If you are not aware of potential danger, you risk succumbing when the potential becomes the actual. In 1783, few people knew about the nature of geologic features and potential, geologically driven disasters. The “Father of Modern Geology,” James Hutton, was an eighteenth century naturalist who understood that the processes that shaped Earth continue to shape the planet. From mountain building to erosion, earthquakes to volcanic eruptions, landslides to subtle sedimentation, the processes pass inexorably from past through present to future. Hutton’s principle for this continuation of process is called uniformitarianism. His understanding led him to write, "We find no vestige of a beginning, no prospect of an end." He knew the planet was very old and that it would become very much older. Hutton also knew that its processes would continue to both the detriment and benefit of its inhabiting organisms.
While Hutton was alive, Iceland’s Laki volcano erupted continuously over a period of eight months. The eruption was a disaster for Iceland. About a fourth of its residents died from an ensuing famine because the volcano produced about 80 million tons of sulfuric acid, and the resultant acid rain caused widespread crop failure. The disaster spread to England, also, where an estimated 30,000 people died because of poisonous gas and hazardous ash. And the rest of Europe was not immune. More than 100,000 people died on the continent as either the direct or indirect result of the eruption.
But, alas, memory’s short, and distant volcanoes don’t pose a threat in the minds of those who have not witnessed a volcanic eruption. So, when in 2010 an ice-‐ covered Icelandic volcano called Eyjafjallajökull (EY-‐ya-‐fyat-‐lah-‐YOH-‐kuhtl) erupted and sent ash toward the UK, travelers were surprised that thousands of flights had to be cancelled and that authorities asked residents to stay inside to avoid breathing the fine ash.

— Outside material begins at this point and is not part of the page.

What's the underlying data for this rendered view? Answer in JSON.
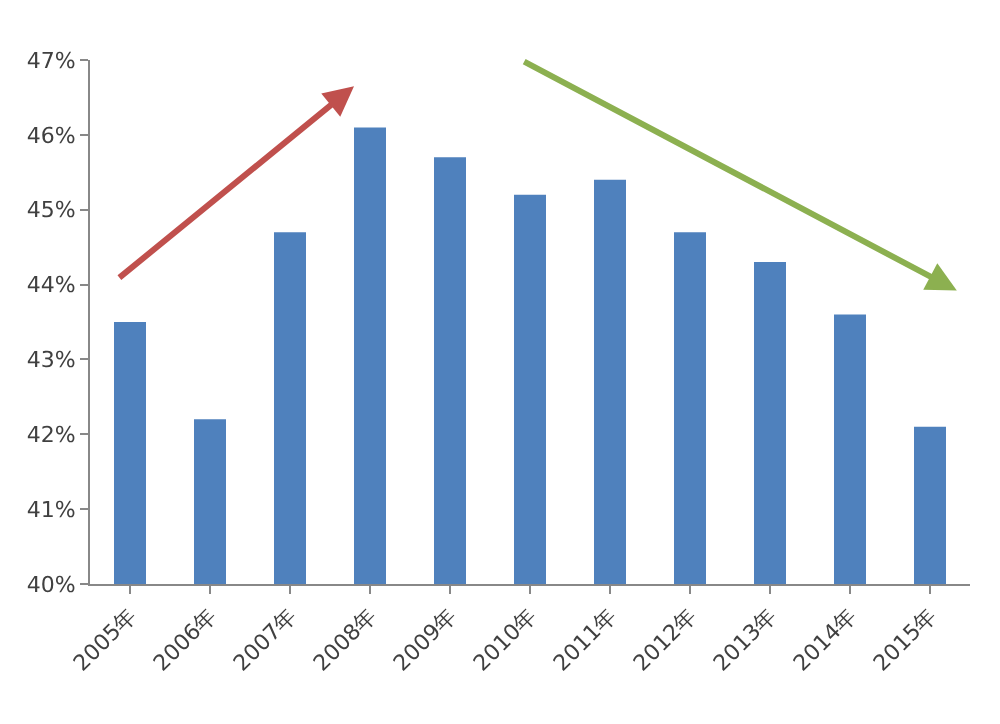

Is there a lesson in this? Maybe. At the very least the people affected by a distant volcano learn that they don’t have to live in the shadows of a “Vesuvius” or “Mt. St. Helens” to be jeopardized. Some events are global. Two key lessons are that we seldom learn what others have personally learned, and we don’t map a place until it is important to us. Laki meant nothing to the British, French, and Italians until they began to die. The same goes for Eyjafjallajökull and its interruption of flights. The latter volcano, thanks to both its filmed eruption and satellite images of its ash plume, lies in the mental map library of millions who are alive today, even though they can’t pronounce the name. Prior to their eruptions neither Laki nor Eyjafjallajökull would have been considered a part of Britain or Mainland Europe’s region in mental maps. We map what we consider to be important in either a positive or negative sense: things we gravitate toward and things we propel away from.
There’s a twofold lesson in this: By mapping and by examining our own mental maps we learn how we know both Self and World, and we learn what we know about Self and World.